Catanzaro diventa un museo a cielo aperto

Per sei mesi le strade della città saranno impreziosite dall'esposizione "Arte e città" con nove sculture realizzate da sette artisti

Catanzaro

La città di Catanzaro diventa un vero e proprio museo a cielo aperto, dove gli artisti possono mettere in mostra le loro opere d’arte per le strade.

Anche il comune della Calabria ha voluto prendere parte a “Arte e città“, sperimentando una diffusa forma di integrazione tra arte e tessuto urbano che sta contaminando tutto il centro storico, con nove sculture, realizzate da sette artisti ad impreziosire diverse zone della città per una grande operazione di marketing.
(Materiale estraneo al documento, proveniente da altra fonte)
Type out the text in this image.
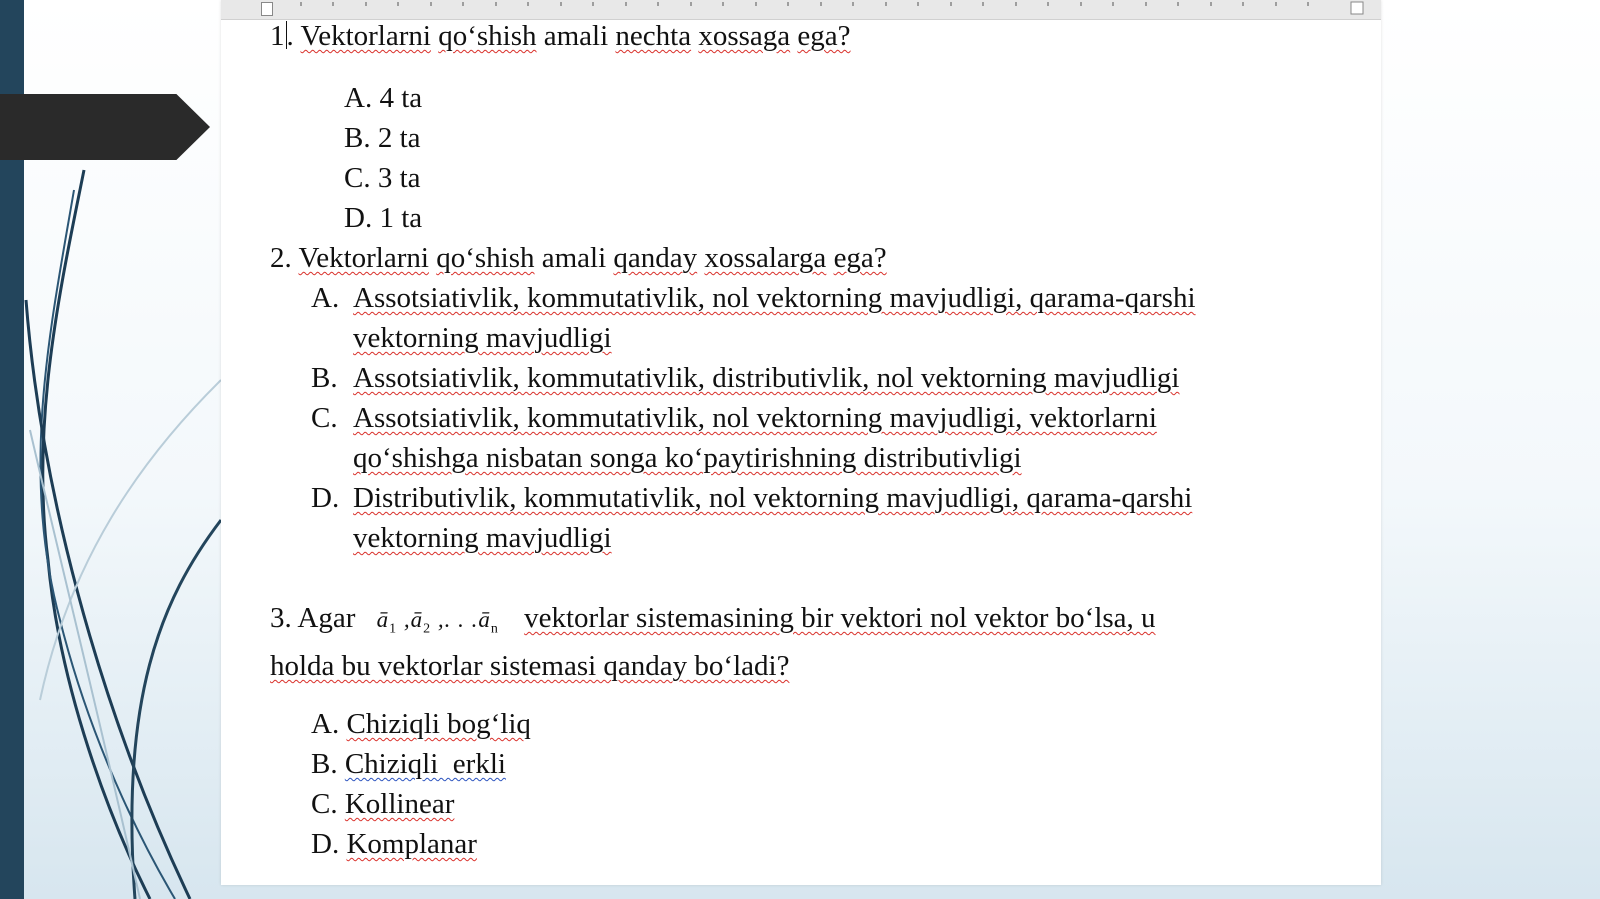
1. Vektorlarni qo‘shish amali nechta xossaga ega?
A. 4 ta
B. 2 ta
C. 3 ta
D. 1 ta
2. Vektorlarni qo‘shish amali qanday xossalarga ega?
A. Assotsiativlik, kommutativlik, nol vektorning mavjudligi, qarama-qarshi
vektorning mavjudligi
B. Assotsiativlik, kommutativlik, distributivlik, nol vektorning mavjudligi
C. Assotsiativlik, kommutativlik, nol vektorning mavjudligi, vektorlarni
qo‘shishga nisbatan songa ko‘paytirishning distributivligi
D. Distributivlik, kommutativlik, nol vektorning mavjudligi, qarama-qarshi
vektorning mavjudligi
3. Agar $ā_1$ $,ā_2$ ,. . $.ā_n$ vektorlar sistemasining bir vektori nol vektor bo‘lsa, u
holda bu vektorlar sistemasi qanday bo‘ladi?
A. Chiziqli bog‘liq
B. Chiziqli  erkli
C. Kollinear
D. Komplanar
Ad organizzare l’iniziativa è stata “Promocatanzaro”, un’azienda speciale della Camera di commercio del capoluogo calabrese, collaborando insieme alla fondazione “Rocco Guglielmo” in un progetto nell’ambito delle  politiche di sviluppo e innovazione promosse dall’ente per valorizzare le risorse turistico-culturali e rilanciare il tessuto produttivo e commerciale del territorio.

Ad esporre in “Arte e città” a Catanzaro, sono artisti locali e nazionali, alcuni dei quali anche di fama internazionale: Lucio Perrone, Nuccio Loreti, Saverio Rotundo, Anna Vittoria Cossari, Alex Pinna, Paolo Grassino e Massimo Sirelli. Il percorso museale di circa trenta minuti, caratterizzato dalla presenza di nove sculture all’aperto, è lungo due chilometri: si parte da piazza Matteotti per arrivare fino al quartiere Bellavista, attraversando tutto corso Mazzini. La mostra a cielo aperto durerà per sei mesi e andrà avanti fino al 15 gennaio del 2020.

L’esposizione andrà a toccare i luoghi più significativi del centro storico di Catanzaro: si tratta di una grande operazione culturale che avrà un riflesso sul volto, sia presente che futuro, della città. Anche se la mostra non sarà permanente e chiuderà i battenti dopo sei mesi, l’appuntamento potrebbe diventare ricorrente, andando a seguire l’esempio del fortunato esperimento del Parco della Biodiversità, dove ogni mostra avrà un seguito che acquisirà un’opera nel tempo. Inoltre, si sta già pensando di poter trasformare “Arte in città”, dopo la prima edizione, in un appuntamento biennale, con ripercussioni positive per tutto il territorio.

Attraverso l’arte, i cittadini, i turisti e gli appassionati saranno spinti ad osservare Catanzaro in una maniera diversa, da angolazioni e punti di vista nuovi. Perché lo scopo del museo, oltre a far conoscere gli artisti che espongono le proprie opere, servirà anche a  far percepire la città attraverso una diversa chiave di lettura.